Eysseric followed this up by saying: “It is a shame he lets his head drop, you see him in training every day. He’s such a great player.” Eysseric seems to have summed up Balotelli’s football career as a whole. Unfortunately, Balotelli’s form has become progressively worse since his first two games for Nice, and during the last nine Ligue 1 matches he has scored just twice and been sent off the same amount of times.

In addition, Balotelli has contributed almost nothing to Nice’s attack and has looked unfit and downright disinterested at times. As a result of this and the injury to Alassane Pléa, Nice have been left with almost no focal point upfront and have struggled to stamp their authority on matches. Lucien Favre has turned to other players in the wake of Balotelli’s poor showings and has seen a positive impact.

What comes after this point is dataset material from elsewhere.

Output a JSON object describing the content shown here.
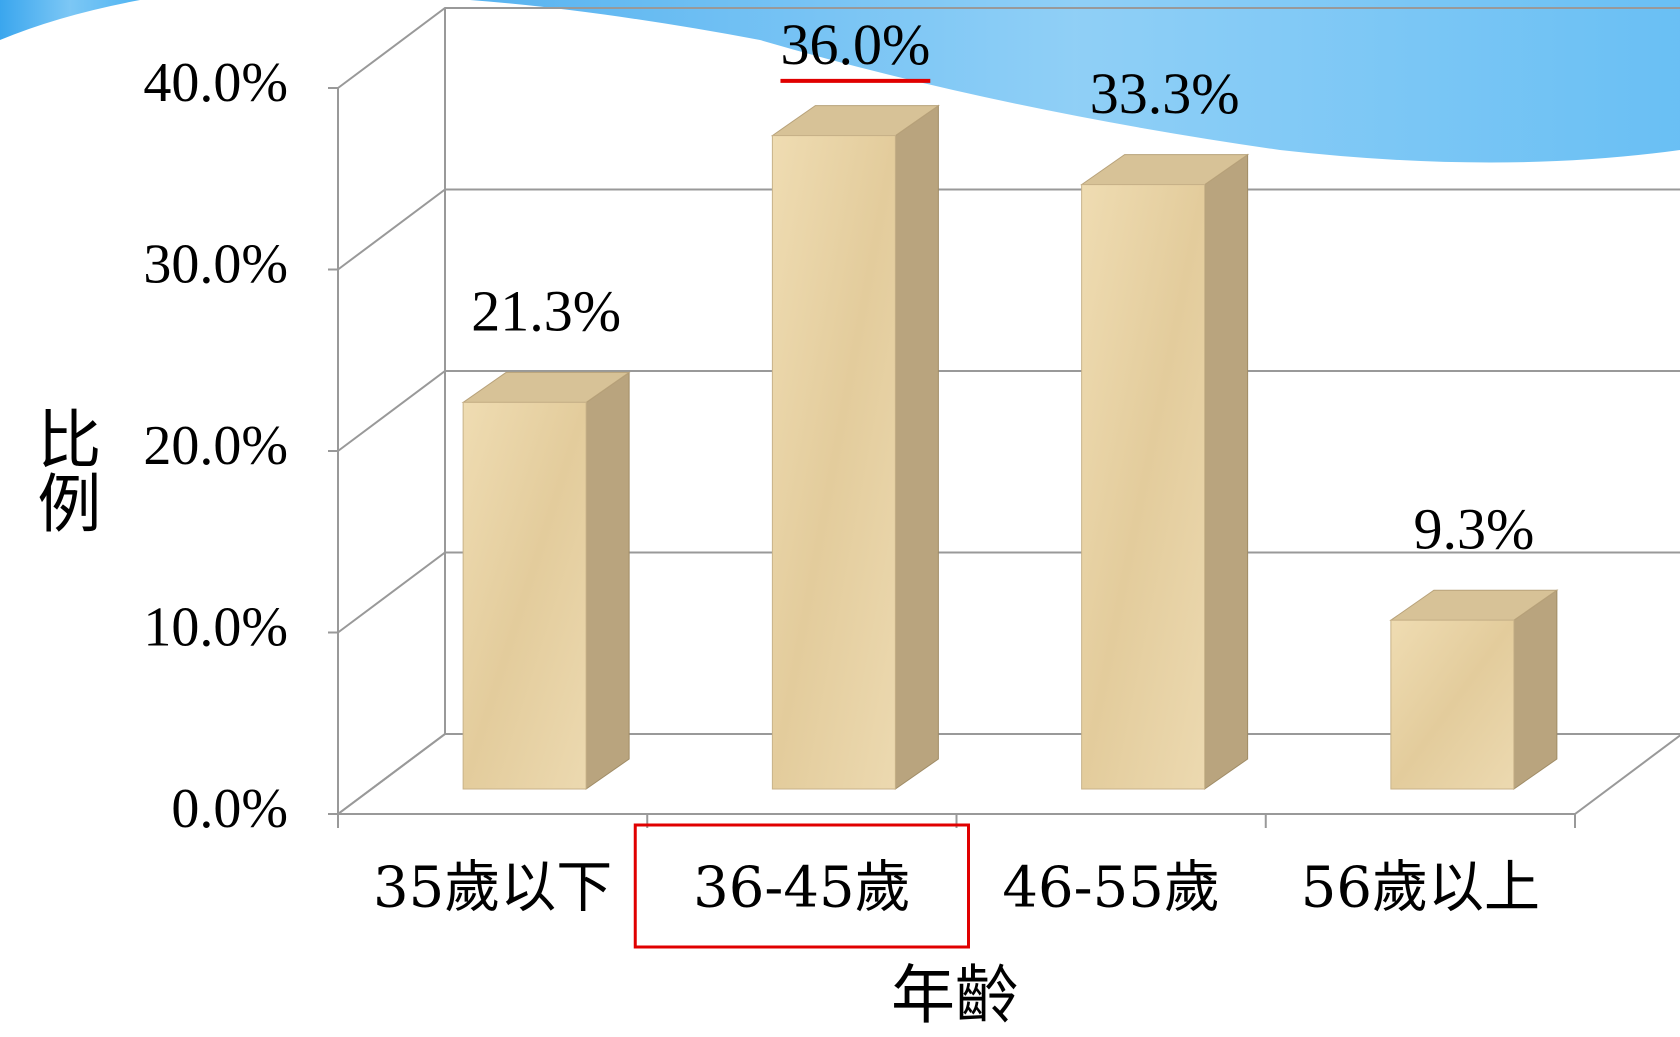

Perhaps Balotelli should look to his fellow strike partners at Nice as an example on what is required of him. Anastasios Donis is a hungry young player who has shown a willingness to work for his teammates that Balotelli obviously lacks. Or perhaps Balotelli should look at the man who replaced him on Saturday, Mickaël Le Bihan. Le Bihan spent 16 months injured with a horrific leg break, and on his return to the first team scored twice against Montpellier, to turn the match around from a losing position to a winning one. For Le Bihan, simply the joy of being able to play football again was reward enough. Perhaps Balotelli could learn something from his teammate. Football careers are short and Balotelli is quickly burning bridges with likely one of the last teams that was willing to take a chance on him.

Nice have seen their Ligue 1 title hopes fade during the last two months, and while this cannot be solely blamed on Balotelli, he has certainly been a large factor in their recent slide. Lucien Favre now has a choice to make, with 3rd place and Champions’ league football almost assured, should he continue to select the Italian or select other options like Donis and Le Bihan? In football, certain players often get special treatment from managers and are allowed certain vices. These managers understand that the level of production they get from these types of players justifies the freedom they are given. Balotelli has not earned this freedom.

Balotelli has not carried Nice towards the title. He is the same petulant player that he was at previous clubs, and his level of play has not justified the selfishness he has displayed. For the good of Nice as a club, Lucien Favre must be ruthless and bench the Italian striker.

If Balotelli leaves in the summer, as seems likely, then he will have left another club in his wake. It seems that the story of Super Mario and all his wasted potential will continue for the foreseeable future.